Their range is Canada to southern Mexico, except for the southeastern U.S. Mixed and mature deciduous forest with sparse ground cover harbor the largest populations. Deer mice construct spherical or cup-shaped nests of shredded plant fibers, fur, and feathers under logs, stumps, rocks in the abandoned dens of other mammals, but prefers natural cavities of tress.

The deer mouse are omnivorous, eating small invertebrates such as insects, earthworms, snails, fungi, fruit, and even carrion. Deer mice cache food, especially seeds, in holes in the ground, in tree cavities, and even in bird nests, storing up to 0.6 L in each location for later use. In spite of autumn fat deposition and food hoarding, winter starvation is a chief cause of mortality.

The deer mouse is nocturnal, and is most active at twilight. Winter activity takes place mainly under snow rather than on its surface, and sever cold may limit travel to the vicinity of the nest, or restrict activity to the nest for a few days. This semi-arboreal species climbs well, can swim, and may forage in shallow water. The usual means of locomotion is walking or running, but when pursued, deer mice leap. Individuals that biologists have marked and then displaced have returned to their nests, on traveling 3.2 km (2 mi) in two days.
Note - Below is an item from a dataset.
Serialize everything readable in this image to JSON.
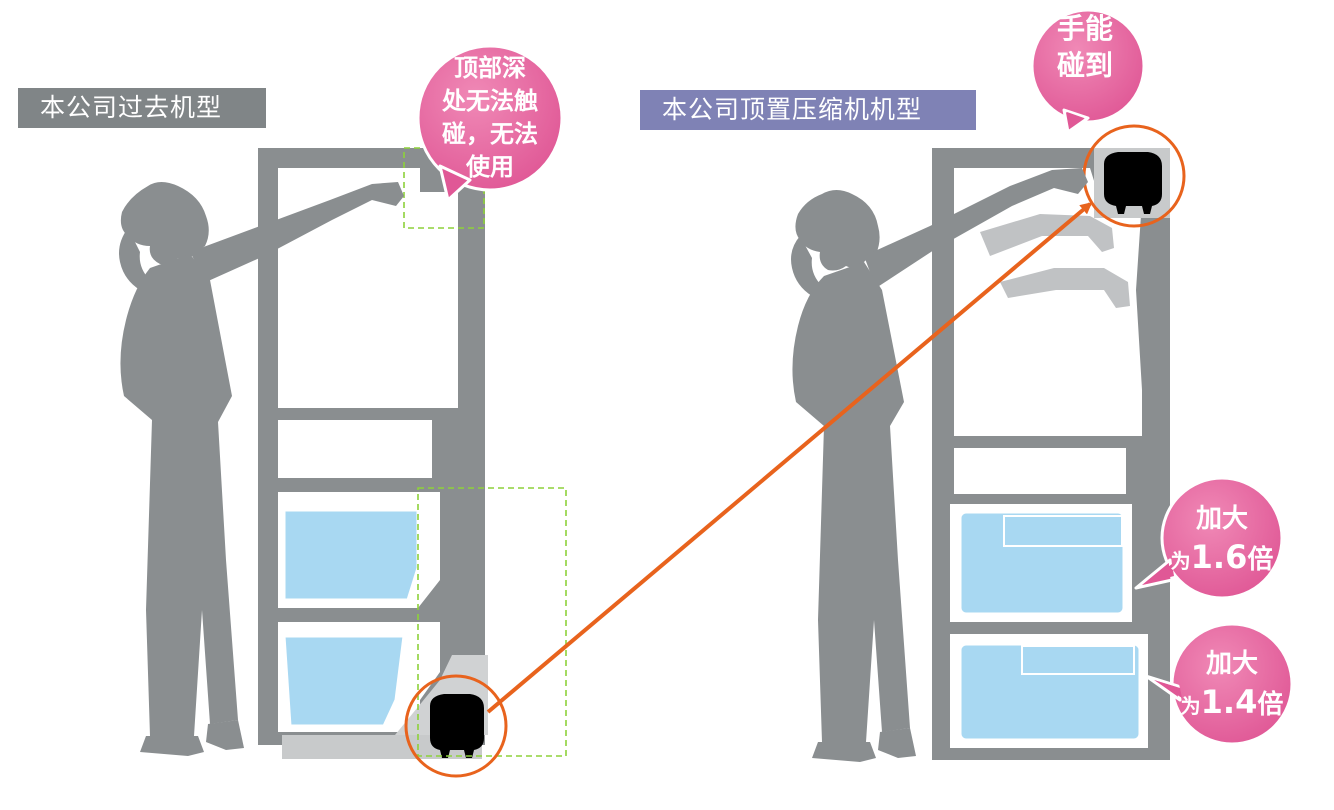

The breeding season is from late March through October, and each female produces 2-4 litters. After a gestation period of 21-37 days, a female gives birth to 3-11 (average 5 or 6) young. The newborn are naked, pink, blind, and each weighs about 1.8 g (0.06 oz). Their eyes open at 14 days, and they disperse up to 183 m (600 ft) to establish their own home ranges soon after being weaned at 21-28 days. Young deer mice become sexually mature at 35-60 days, and females may produces litters by the end of their first summer. Mortality of young is high, and even adults seldom live more that 1-21/2 years, although the potential life span is 8 years.

Deer mice are regular food for many of Salt Spring Island’s predators, including hawks, owls, snakes, short-tailed shrews, mink and weasels.